You can construct integers as the set $\omega\times \{0,1\}$, where we interpret $(n,0)$ as the integer $n$ and $(n,1)$ as the integer $-n-1$. You can show that $\omega\times\{0,1\}\in V_{\omega+1}$.
A rational number $\frac pq$ can be seen as a pair of integers. Again, you can show that the set of pairs of integers (as defined above) is also an element of $V_{\omega+1}$. That is, the rational numbers also are an element of $V_{\omega+1}$.
The real numbers $\Bbb R$ can be constructed in several different ways, but one way is as a pair of subsets of rational numbers (Dedekind cuts).

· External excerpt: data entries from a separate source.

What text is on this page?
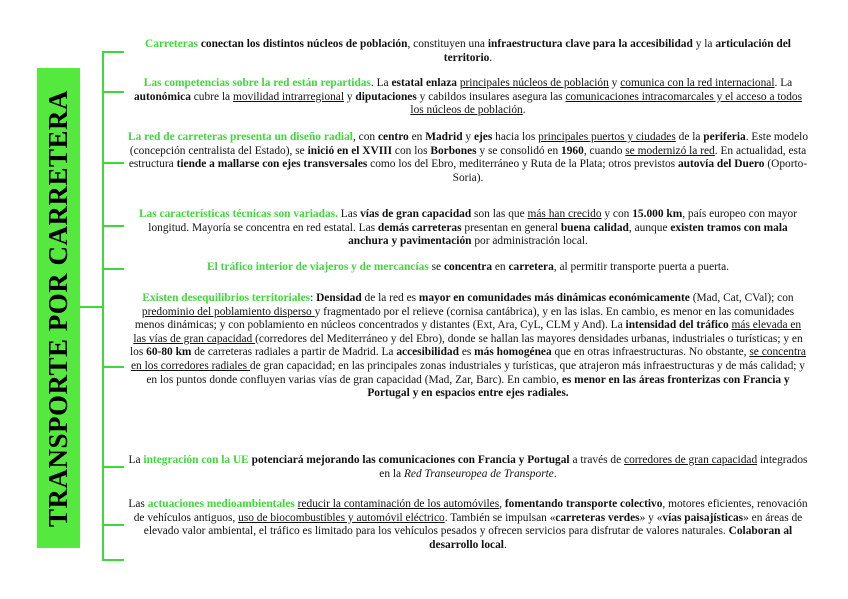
TRANSPORTE POR CARRETERA
Carreteras conectan los distintos núcleos de población, constituyen una infraestructura clave para la accesibilidad y la articulación del territorio.
Las competencias sobre la red están repartidas. La estatal enlaza principales núcleos de población y comunica con la red internacional. La autonómica cubre la movilidad intrarregional y diputaciones y cabildos insulares asegura las comunicaciones intracomarcales y el acceso a todos los núcleos de población.
La red de carreteras presenta un diseño radial, con centro en Madrid y ejes hacia los principales puertos y ciudades de la periferia. Este modelo (concepción centralista del Estado), se inició en el XVIII con los Borbones y se consolidó en 1960, cuando se modernizó la red. En actualidad, esta estructura tiende a mallarse con ejes transversales como los del Ebro, mediterráneo y Ruta de la Plata; otros previstos autovía del Duero (Oporto-Soria).
Las características técnicas son variadas. Las vías de gran capacidad son las que más han crecido y con 15.000 km, país europeo con mayor longitud. Mayoría se concentra en red estatal. Las demás carreteras presentan en general buena calidad, aunque existen tramos con mala anchura y pavimentación por administración local.
El tráfico interior de viajeros y de mercancías se concentra en carretera, al permitir transporte puerta a puerta.
Existen desequilibrios territoriales: Densidad de la red es mayor en comunidades más dinámicas económicamente (Mad, Cat, CVal); con predominio del poblamiento disperso y fragmentado por el relieve (cornisa cantábrica), y en las islas. En cambio, es menor en las comunidades menos dinámicas; y con poblamiento en núcleos concentrados y distantes (Ext, Ara, CyL, CLM y And). La intensidad del tráfico más elevada en las vías de gran capacidad (corredores del Mediterráneo y del Ebro), donde se hallan las mayores densidades urbanas, industriales o turísticas; y en los 60-80 km de carreteras radiales a partir de Madrid. La accesibilidad es más homogénea que en otras infraestructuras. No obstante, se concentra en los corredores radiales de gran capacidad; en las principales zonas industriales y turísticas, que atrajeron más infraestructuras y de más calidad; y en los puntos donde confluyen varias vías de gran capacidad (Mad, Zar, Barc). En cambio, es menor en las áreas fronterizas con Francia y Portugal y en espacios entre ejes radiales.
La integración con la UE potenciará mejorando las comunicaciones con Francia y Portugal a través de corredores de gran capacidad integrados en la Red Transeuropea de Transporte.
Las actuaciones medioambientales reducir la contaminación de los automóviles, fomentando transporte colectivo, motores eficientes, renovación de vehículos antiguos, uso de biocombustibles y automóvil eléctrico. También se impulsan «carreteras verdes» y «vías paisajísticas» en áreas de elevado valor ambiental, el tráfico es limitado para los vehículos pesados y ofrecen servicios para disfrutar de valores naturales. Colaboran al desarrollo local.
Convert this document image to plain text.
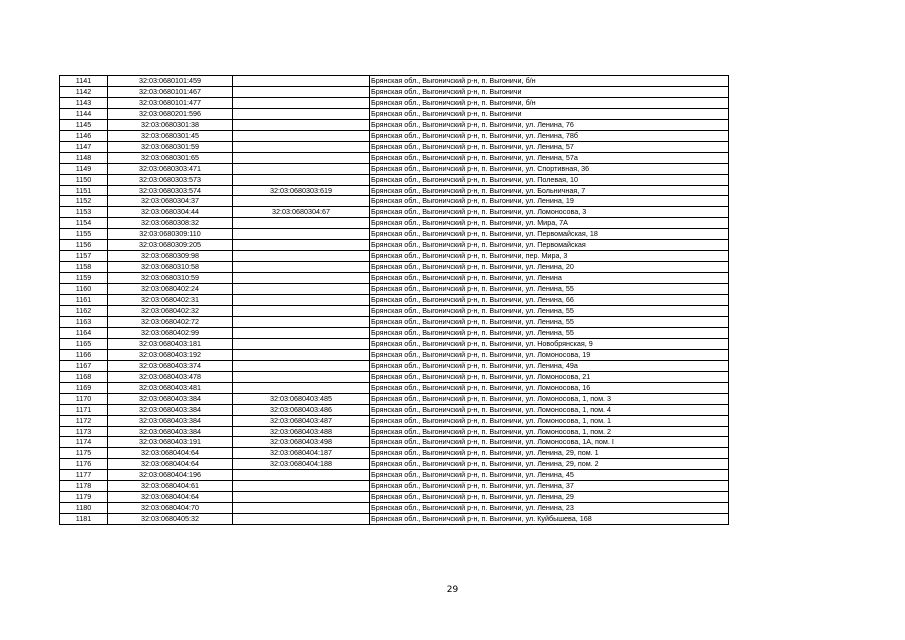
1141	32:03:0680101:459		Брянская обл., Выгоничский р-н, п. Выгоничи, б/н
1142	32:03:0680101:467		Брянская обл., Выгоничский р-н, п. Выгоничи
1143	32:03:0680101:477		Брянская обл., Выгоничский р-н, п. Выгоничи, б/н
1144	32:03:0680201:596		Брянская обл., Выгоничский р-н, п. Выгоничи
1145	32:03:0680301:38		Брянская обл., Выгоничский р-н, п. Выгоничи, ул. Ленина, 76
1146	32:03:0680301:45		Брянская обл., Выгоничский р-н, п. Выгоничи, ул. Ленина, 78б
1147	32:03:0680301:59		Брянская обл., Выгоничский р-н, п. Выгоничи, ул. Ленина, 57
1148	32:03:0680301:65		Брянская обл., Выгоничский р-н, п. Выгоничи, ул. Ленина, 57а
1149	32:03:0680303:471		Брянская обл., Выгоничский р-н, п. Выгоничи, ул. Спортивная, 36
1150	32:03:0680303:573		Брянская обл., Выгоничский р-н, п. Выгоничи, ул. Полевая, 10
1151	32:03:0680303:574	32:03:0680303:619	Брянская обл., Выгоничский р-н, п. Выгоничи, ул. Больничная, 7
1152	32:03:0680304:37		Брянская обл., Выгоничский р-н, п. Выгоничи, ул. Ленина, 19
1153	32:03:0680304:44	32:03:0680304:67	Брянская обл., Выгоничский р-н, п. Выгоничи, ул. Ломоносова, 3
1154	32:03:0680308:32		Брянская обл., Выгоничский р-н, п. Выгоничи, ул. Мира, 7А
1155	32:03:0680309:110		Брянская обл., Выгоничский р-н, п. Выгоничи, ул. Первомайская, 18
1156	32:03:0680309:205		Брянская обл., Выгоничский р-н, п. Выгоничи, ул. Первомайская
1157	32:03:0680309:98		Брянская обл., Выгоничский р-н, п. Выгоничи, пер. Мира, 3
1158	32:03:0680310:58		Брянская обл., Выгоничский р-н, п. Выгоничи, ул. Ленина, 20
1159	32:03:0680310:59		Брянская обл., Выгоничский р-н, п. Выгоничи, ул. Ленина
1160	32:03:0680402:24		Брянская обл., Выгоничский р-н, п. Выгоничи, ул. Ленина, 55
1161	32:03:0680402:31		Брянская обл., Выгоничский р-н, п. Выгоничи, ул. Ленина, 66
1162	32:03:0680402:32		Брянская обл., Выгоничский р-н, п. Выгоничи, ул. Ленина, 55
1163	32:03:0680402:72		Брянская обл., Выгоничский р-н, п. Выгоничи, ул. Ленина, 55
1164	32:03:0680402:99		Брянская обл., Выгоничский р-н, п. Выгоничи, ул. Ленина, 55
1165	32:03:0680403:181		Брянская обл., Выгоничский р-н, п. Выгоничи, ул. Новобрянская, 9
1166	32:03:0680403:192		Брянская обл., Выгоничский р-н, п. Выгоничи, ул. Ломоносова, 19
1167	32:03:0680403:374		Брянская обл., Выгоничский р-н, п. Выгоничи, ул. Ленина, 49а
1168	32:03:0680403:478		Брянская обл., Выгоничский р-н, п. Выгоничи, ул. Ломоносова, 21
1169	32:03:0680403:481		Брянская обл., Выгоничский р-н, п. Выгоничи, ул. Ломоносова, 16
1170	32:03:0680403:384	32:03:0680403:485	Брянская обл., Выгоничский р-н, п. Выгоничи, ул. Ломоносова, 1, пом. 3
1171	32:03:0680403:384	32:03:0680403:486	Брянская обл., Выгоничский р-н, п. Выгоничи, ул. Ломоносова, 1, пом. 4
1172	32:03:0680403:384	32:03:0680403:487	Брянская обл., Выгоничский р-н, п. Выгоничи, ул. Ломоносова, 1, пом. 1
1173	32:03:0680403:384	32:03:0680403:488	Брянская обл., Выгоничский р-н, п. Выгоничи, ул. Ломоносова, 1, пом. 2
1174	32:03:0680403:191	32:03:0680403:498	Брянская обл., Выгоничский р-н, п. Выгоничи, ул. Ломоносова, 1А, пом. I
1175	32:03:0680404:64	32:03:0680404:187	Брянская обл., Выгоничский р-н, п. Выгоничи, ул. Ленина, 29, пом. 1
1176	32:03:0680404:64	32:03:0680404:188	Брянская обл., Выгоничский р-н, п. Выгоничи, ул. Ленина, 29, пом. 2
1177	32:03:0680404:196		Брянская обл., Выгоничский р-н, п. Выгоничи, ул. Ленина, 45
1178	32:03:0680404:61		Брянская обл., Выгоничский р-н, п. Выгоничи, ул. Ленина, 37
1179	32:03:0680404:64		Брянская обл., Выгоничский р-н, п. Выгоничи, ул. Ленина, 29
1180	32:03:0680404:70		Брянская обл., Выгоничский р-н, п. Выгоничи, ул. Ленина, 23
1181	32:03:0680405:32		Брянская обл., Выгоничский р-н, п. Выгоничи, ул. Куйбышева, 168
29
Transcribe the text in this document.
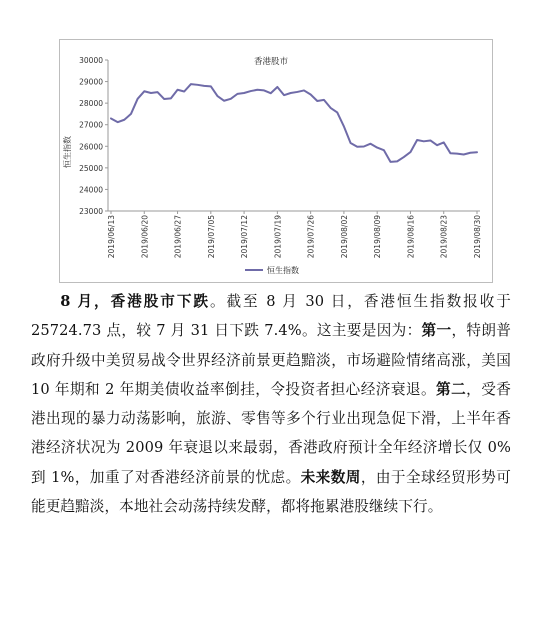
香港股市
恒生指数
23000
24000
25000
26000
27000
28000
29000
30000
2019/06/13	2019/06/20	2019/06/27	2019/07/05	2019/07/12	2019/07/19	2019/07/26	2019/08/02	2019/08/09	2019/08/16	2019/08/23	2019/08/30
恒生指数

8 月，香港股市下跌。截至 8 月 30 日，香港恒生指数报收于 25724.73 点，较 7 月 31 日下跌 7.4%。这主要是因为：第一，特朗普政府升级中美贸易战令世界经济前景更趋黯淡，市场避险情绪高涨，美国 10 年期和 2 年期美债收益率倒挂，令投资者担心经济衰退。第二，受香港出现的暴力动荡影响，旅游、零售等多个行业出现急促下滑，上半年香港经济状况为 2009 年衰退以来最弱，香港政府预计全年经济增长仅 0%到 1%，加重了对香港经济前景的忧虑。未来数周，由于全球经贸形势可能更趋黯淡，本地社会动荡持续发酵，都将拖累港股继续下行。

Note that if $A$ is a set of rational numbers, then $A$ is a set of elements of $V_{\omega}$, and thus $A\in V_{\omega+1}$, and thus if $R$ is a family such that each $A\in R$ is a set of rational numbers, then $R\subset V_{\omega+1}$. Therefore $R\in\mathcal P(V_{\omega+1})=V_{\omega+2}$.
In this way, we have shown that $\Bbb R\in V_{\omega+2}$.
We can continue of course: functions $f:\Bbb R\to\Bbb R$ consist of pairs of real numbers, and thus are also elements of $V_{\omega+2}$. That means that the set of all real functions is an element of $V_{\omega+3}$, and thus function spaces are members of $V_{\omega+3}$.
Finally we arrive at this question. What is meant by "usual" is intentionally kept vague. Within foundational research areas, such as set theory or category theory, the set $V_{\omega+\omega}$ is not enough to work with. However, for the majority of mathematics, in areas like number theory, topology, geometry, probability, statistics, calculus, dynamics, etc. you will be working with things like the natural numbers, the real or complex numbers, function spaces, perhaps even function spaces of functions. It is very rare to encounter an object in these fields of research that cannot be modelled by some set contained in $V_{\omega+n}$ for $n<10$, and even more rare to encounter an object not contained in $V_{\omega+\omega}$. That is not to say that this doesn't happen, but for the majority of research areas, you very rarely need anything outside of $V_{\omega+\omega}$.